Y, por si fuera todavía poco, el apéndice final de la obra (en el que, bajo el título de «Sobre la gestación de este libro», Fortuny reflexiona sobre el arte de crear y sus vicisitudes) despertará sin duda el interés de todos aquellos que, con frecuencia, se preguntan «cómo es eso de escribir». Si alguien tiene curiosidad por lo que conlleva, efectivamente, la gestación de una obra literaria podrá formarse entonces una idea aproximada de la complejidad, pero también de la pasión y belleza, que implica escribir.
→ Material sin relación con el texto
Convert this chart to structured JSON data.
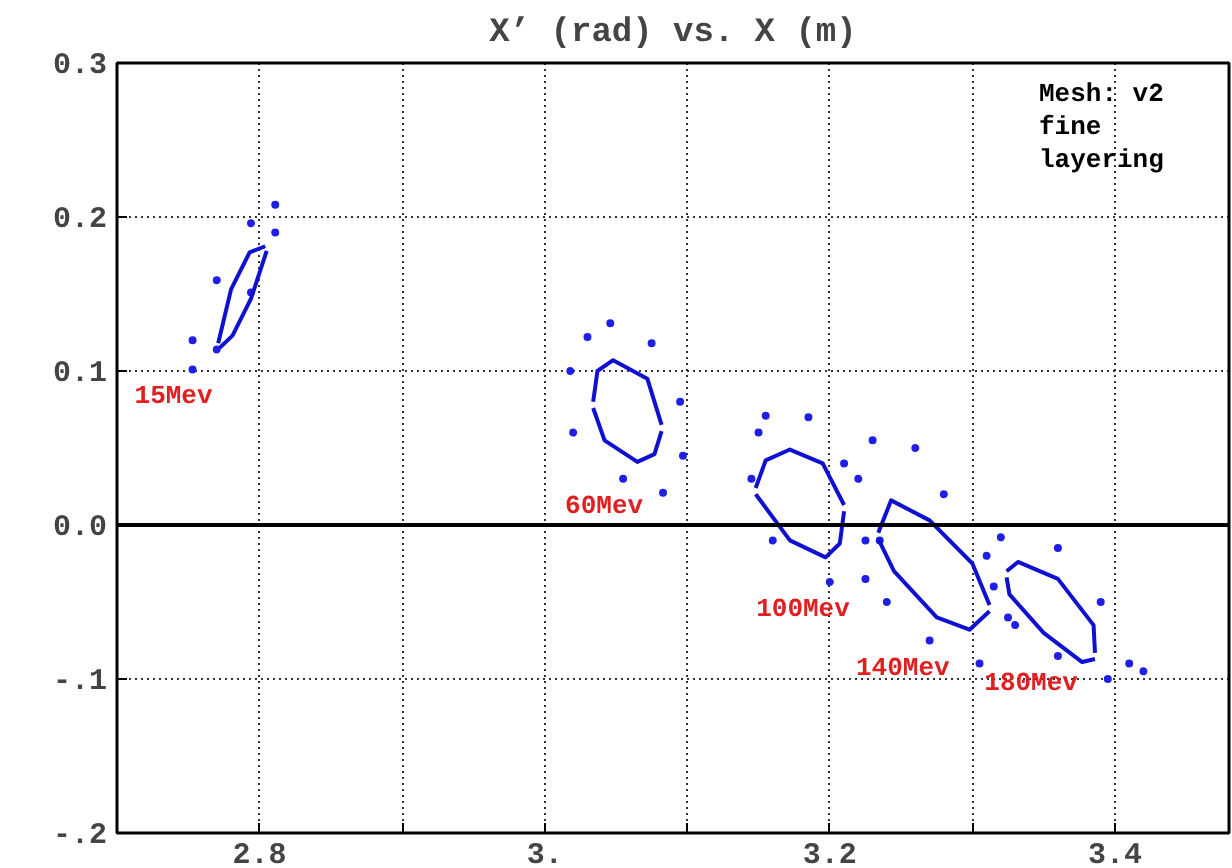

Y de los sentimientos y de las emociones (e igualmente de las angustias) que experimenta el escritor a lo largo de su embarazo estético, algo que Fortuny define como enamoramiento: «Y cuando uno se enamora, tal como me ocurrió con los otros libros que he escrito, la parte racional, aquella que ve únicamente los inconvenientes, se diluye». De ahí que «El visitador» apasione y que el lector haga finalmente lo que hizo José: enamorarse de su texto.